One redundancy later and I've no long hot a final salary pension and the years I paid into it were not enough to get enough to live on post retirement.

My husband left me for OW and is now divorcing me, so no chance of relying on his pension. In time it will be worth much more than mine, as he is a high earner, but at present his pension pot is worth less than mine and that is the amount that will be assessed for the divorce.

I am working ft and pay the maximum into another pension, but a final salary scheme is no longer available, so my pension will be low.

But even with the benefit of hindsight, I have no idea what I could have done to prevent any of this. There are no guarantees.

littleblueorchid · 18/08/2019 16:33

Yes another that just sighs reading the "oh I'm okay because I'm loaded with 5 houses and hefty pension due when I retire at 55". I've been a full time carer for my DC on carers allowance since my mid twenties and DC will need lifetime care. Guess I'm done for!

RamIt · 18/08/2019 16:42

Hi I'm

XingMing · 18/08/2019 16:43

I've been reading and posting on this thread for 24 hours on and off. The outlook is bleak for a lot of people for reasons beyond their control, and circumstances you wouldn't foresee. I don't see any government having the courage or the insight to force the burden of senior care on to those people who were able to buy houses. And while we in the UK are so pre-occupied with home ownership and inheritance, then it is nearly impossible to pre-empt their right to pass on a legacy to their children.

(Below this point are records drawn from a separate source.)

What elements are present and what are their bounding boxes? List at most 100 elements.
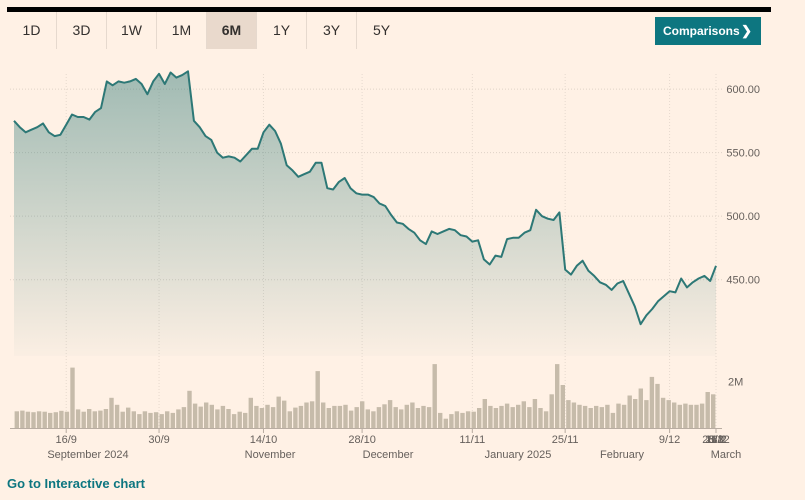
volume-bar — [148, 412, 153, 428]
volume-bar — [326, 408, 331, 428]
volume-bar — [103, 409, 109, 428]
tab-1d[interactable]: 1D — [7, 12, 57, 49]
volume-bar — [114, 404, 120, 428]
x-tick-label: 9/12 — [659, 434, 680, 446]
volume-bar — [510, 407, 515, 428]
volume-bar — [165, 411, 170, 428]
volume-bar — [549, 394, 554, 428]
volume-bar — [215, 409, 220, 428]
x-tick-label: 30/9 — [148, 434, 169, 446]
volume-bar — [488, 405, 493, 428]
volume-bar — [582, 405, 588, 428]
volume-bar — [438, 412, 443, 428]
volume-bar — [276, 396, 281, 428]
volume-bar — [131, 411, 136, 428]
tab-3y[interactable]: 3Y — [307, 12, 357, 49]
x-tick-label: 16/9 — [56, 434, 77, 446]
volume-bar — [711, 394, 716, 428]
volume-bar — [309, 401, 315, 428]
volume-bar — [532, 399, 538, 428]
price-tick-label: 550.00 — [726, 148, 760, 160]
volume-bar — [588, 408, 593, 428]
volume-bar — [36, 411, 42, 428]
volume-bar — [170, 412, 175, 428]
volume-bar — [694, 404, 699, 428]
x-tick-label: 25/11 — [552, 434, 579, 446]
volume-bar — [638, 388, 643, 428]
interactive-chart-link[interactable]: Go to Interactive chart — [7, 476, 145, 491]
volume-bar — [98, 410, 103, 428]
comparisons-button[interactable]: Comparisons ❯ — [655, 17, 761, 45]
volume-bar — [705, 392, 710, 428]
volume-bar — [482, 399, 487, 428]
tab-1m[interactable]: 1M — [157, 12, 207, 49]
volume-bar — [332, 405, 337, 428]
volume-bar — [605, 404, 610, 428]
volume-bar — [555, 364, 560, 428]
month-label: March — [711, 449, 742, 461]
price-area — [14, 71, 716, 357]
volume-bar — [226, 409, 231, 428]
volume-bar — [521, 401, 526, 428]
tab-1y[interactable]: 1Y — [257, 12, 307, 49]
volume-bar — [25, 411, 31, 428]
volume-bar — [410, 402, 415, 428]
volume-bar — [181, 407, 187, 428]
volume-bar — [493, 408, 499, 428]
tab-6m[interactable]: 6M — [207, 12, 257, 49]
volume-bar — [504, 403, 510, 428]
volume-bar — [577, 404, 582, 428]
x-tick-label: 11/11 — [459, 434, 485, 446]
volume-bar — [454, 411, 460, 428]
tab-1w[interactable]: 1W — [107, 12, 157, 49]
volume-bar — [187, 390, 192, 428]
comparisons-label: Comparisons — [663, 24, 740, 38]
volume-bar — [176, 409, 181, 428]
tab-3d[interactable]: 3D — [57, 12, 107, 49]
volume-bar — [270, 407, 276, 428]
volume-bar — [237, 411, 242, 428]
price-tick-label: 600.00 — [726, 84, 760, 96]
volume-bar — [421, 405, 426, 428]
volume-bar — [87, 409, 92, 428]
volume-bar — [415, 408, 421, 428]
volume-bar — [243, 412, 248, 428]
volume-bar — [688, 404, 694, 428]
volume-bar — [248, 397, 253, 428]
volume-bar — [633, 399, 638, 428]
volume-bar — [465, 411, 471, 428]
price-chart: 600.00 550.00 500.00 450.00 2M 16/9 30/9 14/10 2… — [10, 70, 760, 461]
volume-bar — [126, 407, 131, 428]
volume-bar — [660, 397, 666, 428]
volume-bar — [543, 411, 549, 428]
volume-bar — [666, 400, 671, 428]
x-tick-label: 3/3 — [708, 434, 723, 446]
volume-bar — [209, 404, 214, 428]
volume-bar — [53, 412, 58, 428]
volume-tick-label: 2M — [728, 377, 743, 389]
tab-5y[interactable]: 5Y — [372, 22, 391, 38]
x-tick-label: 14/10 — [250, 434, 278, 446]
volume-bar — [610, 412, 616, 428]
volume-bar — [192, 403, 198, 428]
volume-bar — [293, 407, 298, 428]
volume-bar — [360, 401, 365, 428]
month-label: January 2025 — [485, 449, 552, 461]
time-range-tabs: 1D 3D 1W 1M 6M 1Y 3Y 5Y — [7, 12, 406, 49]
volume-bar — [259, 408, 265, 428]
x-tick-label: 21/1 — [705, 434, 726, 446]
x-tick-label: 18/2 — [705, 434, 726, 446]
x-tick-label: 3/2 — [708, 434, 723, 446]
volume-bar — [42, 411, 47, 428]
volume-bar — [527, 407, 532, 428]
top-rule — [7, 7, 771, 12]
x-tick-label: 23/12 — [702, 434, 730, 446]
volume-bar — [677, 404, 682, 428]
volume-bar — [594, 405, 599, 428]
price-series-line — [13, 70, 717, 326]
volume-bar — [315, 371, 320, 428]
volume-bar — [92, 411, 97, 428]
volume-bar — [516, 404, 521, 428]
volume-bar — [538, 408, 543, 428]
volume-bar — [31, 412, 36, 428]
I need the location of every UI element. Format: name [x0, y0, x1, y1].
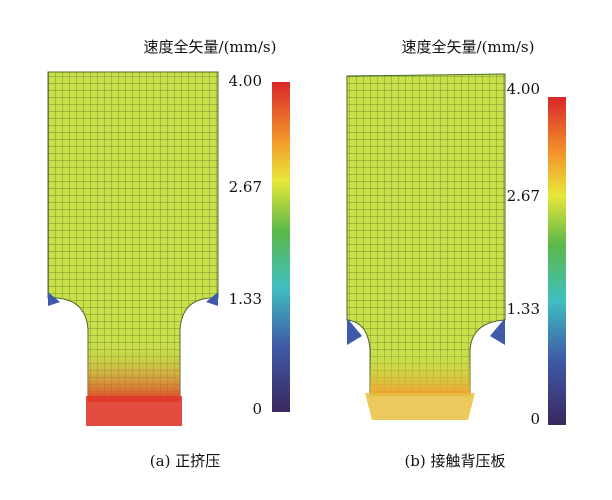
- colorbar-tick: 1.33: [507, 300, 540, 318]
- colorbar-tick: 0: [252, 400, 262, 418]
- flow-zone: [370, 350, 470, 395]
- colorbar-tick: 2.67: [507, 187, 540, 205]
- caption: (a) 正挤压: [150, 452, 220, 470]
- outlet-arrows: [86, 396, 182, 426]
- colorbar: [272, 82, 290, 412]
- colorbar-tick: 1.33: [229, 290, 262, 308]
- outlet-arrows: [365, 393, 475, 420]
- panel-b: 速度全矢量/(mm/s) 4.00 2.67 1.33 0 (b) 接触背压板: [346, 38, 566, 470]
- caption: (b) 接触背压板: [404, 452, 505, 470]
- panel-a: 速度全矢量/(mm/s) 4.00 2.67 1.33 0 (a) 正挤压: [47, 38, 290, 470]
- mesh-body: [346, 73, 506, 396]
- colorbar-tick: 2.67: [229, 178, 262, 196]
- flow-zone: [88, 340, 180, 402]
- colorbar-tick: 4.00: [229, 72, 262, 90]
- colorbar-tick: 0: [530, 410, 540, 428]
- colorbar-tick: 4.00: [507, 80, 540, 98]
- colorbar-title: 速度全矢量/(mm/s): [144, 38, 277, 56]
- colorbar: [548, 97, 566, 425]
- colorbar-title: 速度全矢量/(mm/s): [402, 38, 535, 56]
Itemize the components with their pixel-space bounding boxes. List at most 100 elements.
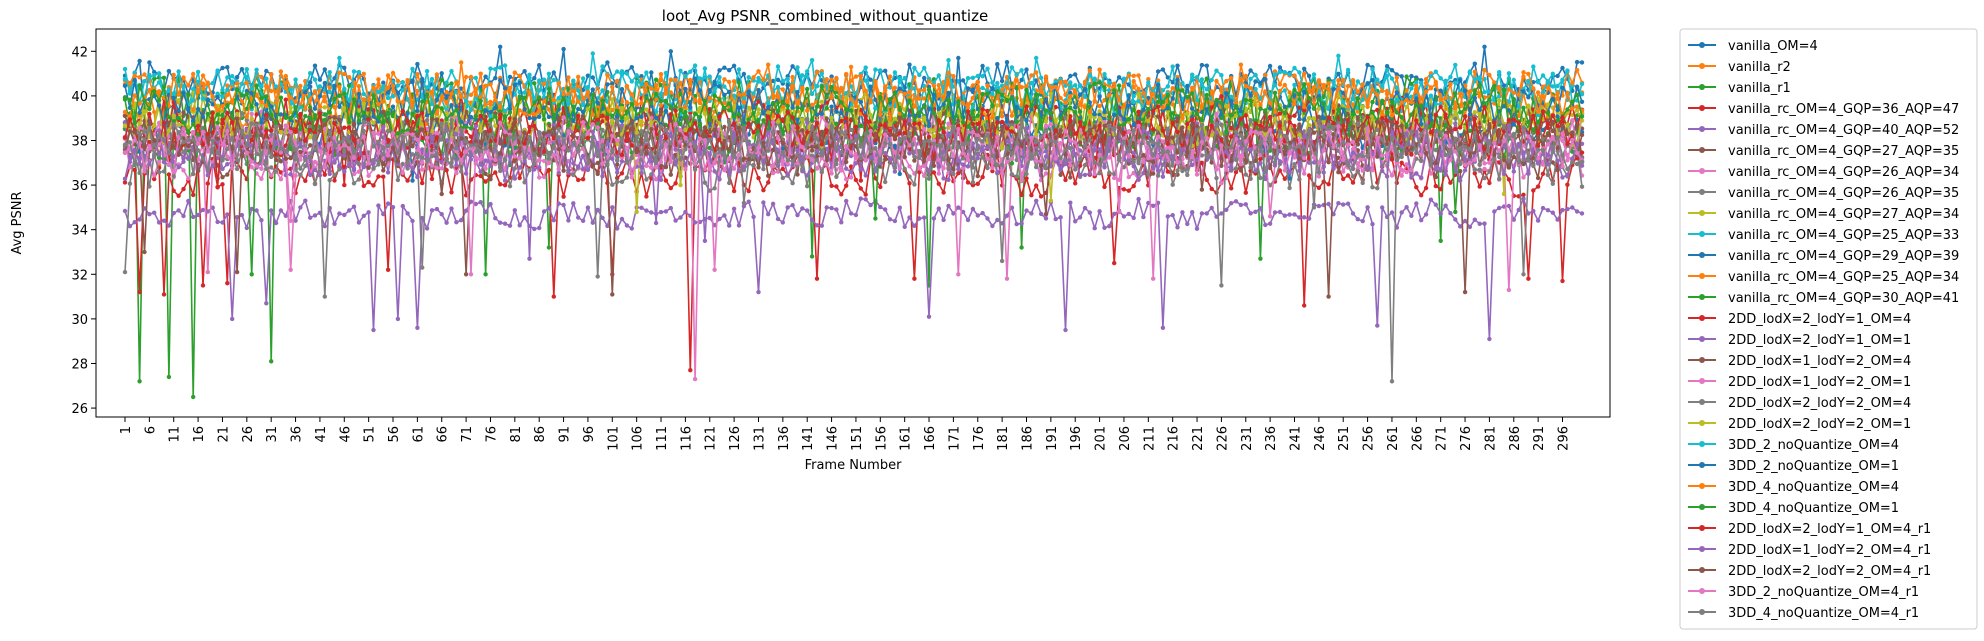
data-point	[883, 207, 888, 212]
data-point	[1175, 116, 1180, 121]
data-point	[420, 180, 425, 186]
data-point	[400, 170, 405, 176]
data-point	[1535, 184, 1541, 189]
data-point	[1419, 218, 1424, 223]
data-point	[1063, 177, 1068, 183]
data-point	[147, 87, 152, 93]
data-point	[264, 112, 269, 118]
data-point	[800, 206, 805, 211]
data-point	[308, 215, 313, 220]
data-point	[420, 265, 425, 270]
data-point	[498, 182, 503, 187]
data-point	[1487, 169, 1492, 174]
data-point	[1438, 76, 1443, 81]
data-point	[395, 316, 401, 322]
data-point	[537, 62, 542, 68]
data-point	[1009, 113, 1015, 118]
data-point	[1175, 168, 1180, 173]
data-point	[395, 78, 401, 84]
data-point	[887, 217, 893, 222]
data-point	[1063, 79, 1068, 85]
data-point	[1199, 211, 1205, 216]
data-point	[775, 216, 781, 222]
data-point	[1438, 238, 1443, 243]
data-point	[615, 226, 620, 231]
data-point	[1316, 185, 1322, 190]
data-point	[1019, 77, 1024, 83]
data-point	[1472, 167, 1478, 172]
data-point	[990, 80, 995, 85]
data-point	[756, 289, 761, 295]
data-point	[727, 68, 732, 73]
data-point	[985, 156, 990, 162]
data-point	[956, 272, 961, 277]
data-point	[1248, 68, 1253, 73]
data-point	[1438, 187, 1443, 192]
data-point	[975, 213, 980, 218]
data-point	[249, 164, 254, 170]
data-point	[1487, 72, 1492, 78]
data-point	[332, 160, 337, 165]
data-point	[692, 167, 698, 172]
data-point	[303, 178, 308, 183]
data-point	[946, 203, 951, 209]
data-point	[459, 169, 464, 174]
data-point	[692, 220, 698, 225]
data-point	[1199, 187, 1205, 192]
data-point	[1550, 210, 1556, 215]
data-point	[727, 180, 732, 186]
data-point	[1097, 209, 1102, 214]
data-point	[200, 86, 206, 91]
data-point	[936, 83, 941, 88]
data-point	[1277, 159, 1283, 164]
data-point	[1204, 211, 1210, 216]
data-point	[634, 80, 639, 85]
data-point	[912, 276, 917, 281]
data-point	[225, 172, 230, 177]
data-point	[1155, 69, 1161, 74]
data-point	[1302, 171, 1307, 176]
data-point	[970, 75, 976, 81]
data-point	[459, 60, 464, 65]
data-point	[878, 68, 883, 73]
data-point	[347, 75, 352, 80]
data-point	[381, 211, 386, 217]
data-point	[1414, 201, 1419, 206]
data-point	[454, 220, 459, 225]
data-point	[1092, 226, 1097, 231]
data-point	[912, 223, 917, 228]
data-point	[975, 79, 980, 85]
data-point	[678, 122, 683, 127]
data-point	[156, 152, 162, 157]
data-point	[1302, 66, 1307, 72]
data-point	[731, 188, 737, 194]
data-point	[176, 98, 181, 103]
data-point	[619, 171, 625, 176]
data-point	[1574, 123, 1580, 129]
data-point	[415, 325, 420, 330]
data-point	[1063, 161, 1068, 167]
data-point	[1048, 198, 1054, 203]
data-point	[191, 394, 196, 400]
data-point	[181, 213, 186, 219]
data-point	[853, 74, 859, 79]
data-point	[907, 117, 912, 123]
data-point	[790, 74, 795, 80]
data-point	[688, 368, 693, 373]
data-point	[517, 175, 522, 181]
data-point	[1024, 208, 1029, 213]
data-point	[127, 224, 133, 229]
data-point	[264, 301, 269, 306]
data-point	[342, 65, 347, 71]
data-point	[1404, 74, 1409, 79]
data-point	[410, 66, 415, 72]
data-point	[1131, 183, 1136, 189]
data-point	[259, 74, 264, 80]
data-point	[264, 116, 269, 122]
data-point	[780, 220, 785, 225]
data-point	[1462, 101, 1468, 106]
data-point	[580, 218, 586, 223]
data-point	[478, 200, 483, 205]
data-point	[166, 68, 172, 74]
data-point	[1531, 188, 1536, 193]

I think we'll end up with a social care fund/insurance system but it will probably be beyond the means of anyone earning less than a professional salary.

Lookingsparkly · 18/08/2019 16:45

Am in my late 30s and have a teachers pension (have been a teacher since I was 23). I have continued to work FT after having my DC and figure I will continue to do so until I have a decent enough pension. I would rather do a different job but can see the benefits of this one long term. My DH only has a NEST pension and only for the past few years. We don’t expect this to come to much and he doesn’t expect to ever be able to finish work. I hope my pension will be decent enough that this is not the case but we shall see. I do find it all overwhelming.